The key question here for me is; how do we truly treat people as individuals so that they feel unique, just like as they would want, while we know that our brains categorize people

We can overcome unconscious bias 

Leonard Mlodinow, in his enlightening book “Subliminal”, suggests that “if we are aware of our bias and motivated to overcome it, we can.” That doesn’t mean that we need to fight our brain’s categorization strategy. We just need to employ our conscious mind more when we are working or dealing with individuals. 

Our unconscious bias might tell us scientists are bunch of technical nerds who cannot understand abstract concepts that marketers are talking about or it might say that marketers are some daydreamers who need to be grounded by scientists to the real world all the time. I am an engineer and I love thinking in abstract terms and I worked with quite a lot of marketers who thought primarily in factual and concrete terms. 

Spending some effort to learn more about individuals will help overcome unconscious bias.
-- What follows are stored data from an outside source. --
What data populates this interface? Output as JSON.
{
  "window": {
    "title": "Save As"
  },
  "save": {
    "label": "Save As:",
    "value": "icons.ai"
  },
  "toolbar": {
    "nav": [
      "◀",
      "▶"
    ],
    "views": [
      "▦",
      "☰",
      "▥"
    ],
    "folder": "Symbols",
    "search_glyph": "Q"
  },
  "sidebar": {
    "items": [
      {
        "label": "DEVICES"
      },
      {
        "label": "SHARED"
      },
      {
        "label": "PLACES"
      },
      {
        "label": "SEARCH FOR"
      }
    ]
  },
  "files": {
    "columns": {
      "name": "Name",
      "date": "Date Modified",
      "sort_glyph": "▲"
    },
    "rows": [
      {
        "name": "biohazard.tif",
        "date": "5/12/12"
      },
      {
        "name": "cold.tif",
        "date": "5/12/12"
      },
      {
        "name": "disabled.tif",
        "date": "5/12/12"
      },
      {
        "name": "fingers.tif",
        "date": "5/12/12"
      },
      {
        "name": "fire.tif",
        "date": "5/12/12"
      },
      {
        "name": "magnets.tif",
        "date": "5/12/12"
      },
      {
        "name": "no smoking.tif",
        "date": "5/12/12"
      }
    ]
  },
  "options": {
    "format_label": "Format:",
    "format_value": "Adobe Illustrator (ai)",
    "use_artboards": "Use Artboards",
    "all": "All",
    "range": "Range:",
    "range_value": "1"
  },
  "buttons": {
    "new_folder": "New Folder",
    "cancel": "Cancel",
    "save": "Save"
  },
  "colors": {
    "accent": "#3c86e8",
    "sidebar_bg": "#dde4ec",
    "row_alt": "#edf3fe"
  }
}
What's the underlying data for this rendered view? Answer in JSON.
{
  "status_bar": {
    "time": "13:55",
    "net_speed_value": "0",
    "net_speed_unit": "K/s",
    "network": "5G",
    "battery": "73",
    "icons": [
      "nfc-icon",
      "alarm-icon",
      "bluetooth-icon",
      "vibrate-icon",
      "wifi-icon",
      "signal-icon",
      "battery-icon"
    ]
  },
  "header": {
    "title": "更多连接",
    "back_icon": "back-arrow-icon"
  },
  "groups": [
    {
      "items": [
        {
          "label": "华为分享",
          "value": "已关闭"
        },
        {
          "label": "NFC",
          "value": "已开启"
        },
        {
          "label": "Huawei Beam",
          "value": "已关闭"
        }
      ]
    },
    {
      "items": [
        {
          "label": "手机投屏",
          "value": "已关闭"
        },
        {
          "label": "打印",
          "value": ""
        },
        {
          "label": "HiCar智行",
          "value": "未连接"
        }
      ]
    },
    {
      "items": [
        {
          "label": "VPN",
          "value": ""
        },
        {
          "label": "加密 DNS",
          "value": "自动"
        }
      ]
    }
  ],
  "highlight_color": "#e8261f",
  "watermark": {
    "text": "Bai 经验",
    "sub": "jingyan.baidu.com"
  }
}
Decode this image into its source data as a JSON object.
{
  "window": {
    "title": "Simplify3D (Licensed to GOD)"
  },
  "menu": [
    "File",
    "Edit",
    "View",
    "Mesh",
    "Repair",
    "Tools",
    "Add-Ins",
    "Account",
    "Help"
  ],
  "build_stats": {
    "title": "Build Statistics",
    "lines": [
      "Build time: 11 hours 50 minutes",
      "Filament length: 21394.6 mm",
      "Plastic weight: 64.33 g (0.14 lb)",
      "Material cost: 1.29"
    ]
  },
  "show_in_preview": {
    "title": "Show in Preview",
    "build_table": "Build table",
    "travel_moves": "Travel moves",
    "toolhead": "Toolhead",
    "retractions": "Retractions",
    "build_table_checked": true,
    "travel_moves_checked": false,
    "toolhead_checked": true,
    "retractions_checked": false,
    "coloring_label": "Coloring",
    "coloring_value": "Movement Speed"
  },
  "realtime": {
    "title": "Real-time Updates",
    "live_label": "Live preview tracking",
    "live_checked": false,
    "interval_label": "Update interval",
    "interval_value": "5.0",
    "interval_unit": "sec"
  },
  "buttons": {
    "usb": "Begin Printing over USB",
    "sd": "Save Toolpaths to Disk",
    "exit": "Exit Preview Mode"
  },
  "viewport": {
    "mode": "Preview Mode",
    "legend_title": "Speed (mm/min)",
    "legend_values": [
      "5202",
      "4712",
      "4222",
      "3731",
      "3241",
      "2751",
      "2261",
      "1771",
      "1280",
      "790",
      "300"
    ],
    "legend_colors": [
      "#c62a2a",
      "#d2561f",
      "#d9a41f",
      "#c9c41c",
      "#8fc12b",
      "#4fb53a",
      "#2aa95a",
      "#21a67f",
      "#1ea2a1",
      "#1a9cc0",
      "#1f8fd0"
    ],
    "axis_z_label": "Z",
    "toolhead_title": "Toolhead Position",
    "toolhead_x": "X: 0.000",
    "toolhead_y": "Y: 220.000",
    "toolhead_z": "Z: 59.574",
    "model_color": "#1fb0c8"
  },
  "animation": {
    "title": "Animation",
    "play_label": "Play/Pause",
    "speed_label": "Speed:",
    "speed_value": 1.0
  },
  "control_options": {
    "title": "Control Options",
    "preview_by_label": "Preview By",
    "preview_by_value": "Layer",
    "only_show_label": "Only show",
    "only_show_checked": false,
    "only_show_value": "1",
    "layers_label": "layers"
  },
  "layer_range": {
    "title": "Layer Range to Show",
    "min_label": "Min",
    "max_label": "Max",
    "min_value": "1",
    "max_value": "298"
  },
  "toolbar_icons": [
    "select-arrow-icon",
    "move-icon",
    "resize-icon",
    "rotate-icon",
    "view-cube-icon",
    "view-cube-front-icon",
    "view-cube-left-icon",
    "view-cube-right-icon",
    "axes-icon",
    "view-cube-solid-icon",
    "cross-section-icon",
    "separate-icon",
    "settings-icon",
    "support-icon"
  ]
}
Gathering more information and qualities about them will make it easier for us to treat them as individuals rather than a member of the category we put them in our minds. 

The moral of the story here is to recognize the fact that our brains do categorize, and it is essential; but also, to recognize that every individual wants to feel unique. When we appreciate these two and keep reminding them to ourselves, we are one step closer to figuring out our own way to overcome unconscious bias and treat people more like individuals.